Hi @JosephCHS! CRFEntityExtractor learn from the data. I saw this Components

“As the featurizer is moving over the tokens in a user message with a sliding window, you can define features for previous tokens, the current token, and the next tokens in the sliding window. You define the features as [before, token, after] array.”

And then show this by default

pipeline:
- name: "CRFEntityExtractor"
  # BILOU_flag determines whether to use BILOU tagging or not.
  "BILOU_flag": True
  # features to extract in the sliding window
  "features": [
    ["low", "title", "upper"],
    [
      "bias",
      "low",
      "prefix5",
      "prefix2",
      "suffix5",
      "suffix3",
      "suffix2",
      "upper",
      "title",
      "digit",
      "pattern",
    ],
    ["low", "title", "upper"],
  ]
  # The maximum number of iterations for optimization algorithms.
  "max_iterations": 50
  # weight of the L1 regularization
  "L1_c": 0.1
  # weight of the L2 regularization
  "L2_c": 0.1

Maybe overwritting this and excluding preffix or suffix it can differenciate cities beginning with “Saint” with the city “Saint”.

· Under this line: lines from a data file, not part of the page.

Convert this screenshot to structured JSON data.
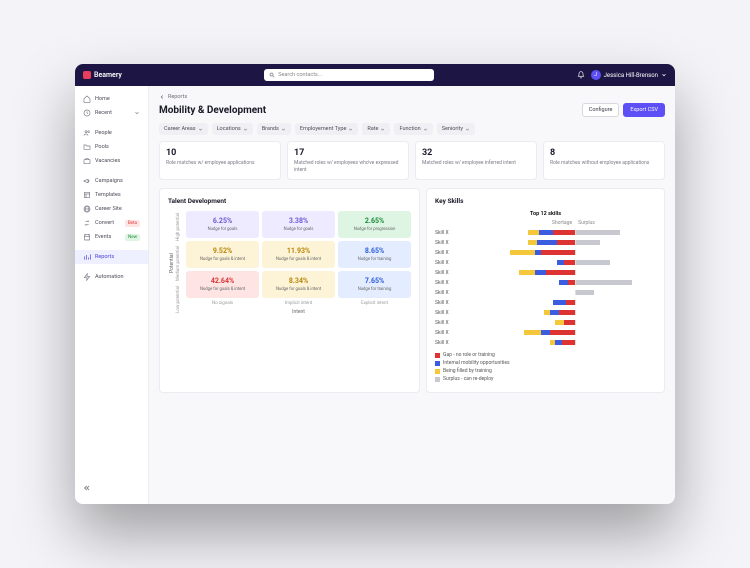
{
  "brand": "Beamery",
  "search": {
    "placeholder": "Search contacts..."
  },
  "user": {
    "name": "Jessica Hill-Brenson",
    "initial": "J"
  },
  "sidebar": {
    "items": [
      {
        "label": "Home",
        "icon": "home"
      },
      {
        "label": "Recent",
        "icon": "clock",
        "chevron": true
      },
      {
        "label": "People",
        "icon": "users"
      },
      {
        "label": "Pools",
        "icon": "folder"
      },
      {
        "label": "Vacancies",
        "icon": "briefcase"
      },
      {
        "label": "Campaigns",
        "icon": "megaphone"
      },
      {
        "label": "Templates",
        "icon": "template"
      },
      {
        "label": "Career Site",
        "icon": "globe"
      },
      {
        "label": "Convert",
        "icon": "convert",
        "badge": "Beta",
        "badgeKind": "beta"
      },
      {
        "label": "Events",
        "icon": "calendar",
        "badge": "New",
        "badgeKind": "new"
      },
      {
        "label": "Reports",
        "icon": "chart",
        "active": true
      },
      {
        "label": "Automation",
        "icon": "bolt"
      }
    ]
  },
  "breadcrumb": {
    "back": "Reports"
  },
  "pageTitle": "Mobility & Development",
  "actions": {
    "configure": "Configure",
    "export": "Export CSV"
  },
  "filters": [
    "Career Areas",
    "Locations",
    "Brands",
    "Employement Type",
    "Rate",
    "Function",
    "Seniority"
  ],
  "kpis": [
    {
      "value": "10",
      "label": "Role matches w/ employee applications"
    },
    {
      "value": "17",
      "label": "Matched roles w/ employees who've expressed intent"
    },
    {
      "value": "32",
      "label": "Matched roles w/ employee inferred intent"
    },
    {
      "value": "8",
      "label": "Role matches without employee applications"
    }
  ],
  "talent": {
    "title": "Talent Development",
    "yAxis": "Potential",
    "yLabels": [
      "High potential",
      "Medium potential",
      "Low potential"
    ],
    "xAxis": "Intent",
    "xLabels": [
      "No signals",
      "Implicit intent",
      "Explicit intent"
    ],
    "cells": [
      [
        {
          "pct": "6.25%",
          "sub": "Nudge for goals",
          "tone": "purple"
        },
        {
          "pct": "3.38%",
          "sub": "Nudge for goals",
          "tone": "purple"
        },
        {
          "pct": "2.65%",
          "sub": "Nudge for progression",
          "tone": "green"
        }
      ],
      [
        {
          "pct": "9.52%",
          "sub": "Nudge for goals & intent",
          "tone": "yellow"
        },
        {
          "pct": "11.93%",
          "sub": "Nudge for goals & intent",
          "tone": "yellow"
        },
        {
          "pct": "8.65%",
          "sub": "Nudge for training",
          "tone": "blue"
        }
      ],
      [
        {
          "pct": "42.64%",
          "sub": "Nudge for goals & intent",
          "tone": "red"
        },
        {
          "pct": "8.34%",
          "sub": "Nudge for goals & intent",
          "tone": "yellow"
        },
        {
          "pct": "7.65%",
          "sub": "Nudge for training",
          "tone": "blue"
        }
      ]
    ]
  },
  "skills": {
    "title": "Key Skills",
    "subtitle": "Top 12 skills",
    "colShortage": "Shortage",
    "colSurplus": "Surplus",
    "rows": [
      {
        "name": "Skill X",
        "short": {
          "red": 20,
          "blue": 12,
          "yellow": 10
        },
        "surp": 55
      },
      {
        "name": "Skill X",
        "short": {
          "red": 16,
          "blue": 18,
          "yellow": 8
        },
        "surp": 30
      },
      {
        "name": "Skill X",
        "short": {
          "red": 30,
          "blue": 6,
          "yellow": 22
        },
        "surp": 0
      },
      {
        "name": "Skill X",
        "short": {
          "red": 10,
          "blue": 6,
          "yellow": 0
        },
        "surp": 42
      },
      {
        "name": "Skill X",
        "short": {
          "red": 26,
          "blue": 10,
          "yellow": 14
        },
        "surp": 0
      },
      {
        "name": "Skill X",
        "short": {
          "red": 6,
          "blue": 8,
          "yellow": 0
        },
        "surp": 70
      },
      {
        "name": "Skill X",
        "short": {
          "red": 0,
          "blue": 0,
          "yellow": 0
        },
        "surp": 22
      },
      {
        "name": "Skill X",
        "short": {
          "red": 8,
          "blue": 12,
          "yellow": 0
        },
        "surp": 0
      },
      {
        "name": "Skill X",
        "short": {
          "red": 14,
          "blue": 8,
          "yellow": 6
        },
        "surp": 0
      },
      {
        "name": "Skill X",
        "short": {
          "red": 10,
          "blue": 0,
          "yellow": 8
        },
        "surp": 0
      },
      {
        "name": "Skill X",
        "short": {
          "red": 22,
          "blue": 8,
          "yellow": 16
        },
        "surp": 0
      },
      {
        "name": "Skill X",
        "short": {
          "red": 12,
          "blue": 6,
          "yellow": 4
        },
        "surp": 0
      }
    ],
    "legend": [
      {
        "color": "#d33",
        "label": "Gap - no role or training"
      },
      {
        "color": "#3b5be0",
        "label": "Internal mobility opportunities"
      },
      {
        "color": "#f5c83b",
        "label": "Being filled by training"
      },
      {
        "color": "#c8c8d0",
        "label": "Surplus - can re-deploy"
      }
    ]
  },
  "chart_data": {
    "type": "bar",
    "title": "Top 12 skills",
    "categories": [
      "Skill X",
      "Skill X",
      "Skill X",
      "Skill X",
      "Skill X",
      "Skill X",
      "Skill X",
      "Skill X",
      "Skill X",
      "Skill X",
      "Skill X",
      "Skill X"
    ],
    "series": [
      {
        "name": "Gap - no role or training",
        "values": [
          -20,
          -16,
          -30,
          -10,
          -26,
          -6,
          0,
          -8,
          -14,
          -10,
          -22,
          -12
        ]
      },
      {
        "name": "Internal mobility opportunities",
        "values": [
          -12,
          -18,
          -6,
          -6,
          -10,
          -8,
          0,
          -12,
          -8,
          0,
          -8,
          -6
        ]
      },
      {
        "name": "Being filled by training",
        "values": [
          -10,
          -8,
          -22,
          0,
          -14,
          0,
          0,
          0,
          -6,
          -8,
          -16,
          -4
        ]
      },
      {
        "name": "Surplus - can re-deploy",
        "values": [
          55,
          30,
          0,
          42,
          0,
          70,
          22,
          0,
          0,
          0,
          0,
          0
        ]
      }
    ],
    "xlabel": "Shortage / Surplus",
    "ylabel": "Skill"
  }
}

Just an idea to try. On the other hand if saint is the only problem, maybe you can do a validation to this.

Hello Joseph,

Did you find a solution to the double extraction problem ?

Thanks.

Hi, I had to clean my data. Sometimes when I use rasa x to validate the data, the entity extraction is done twice, but the highlighted text does not show this. So I manually clean up the data via my IDE. The problem does not get worse by doing this.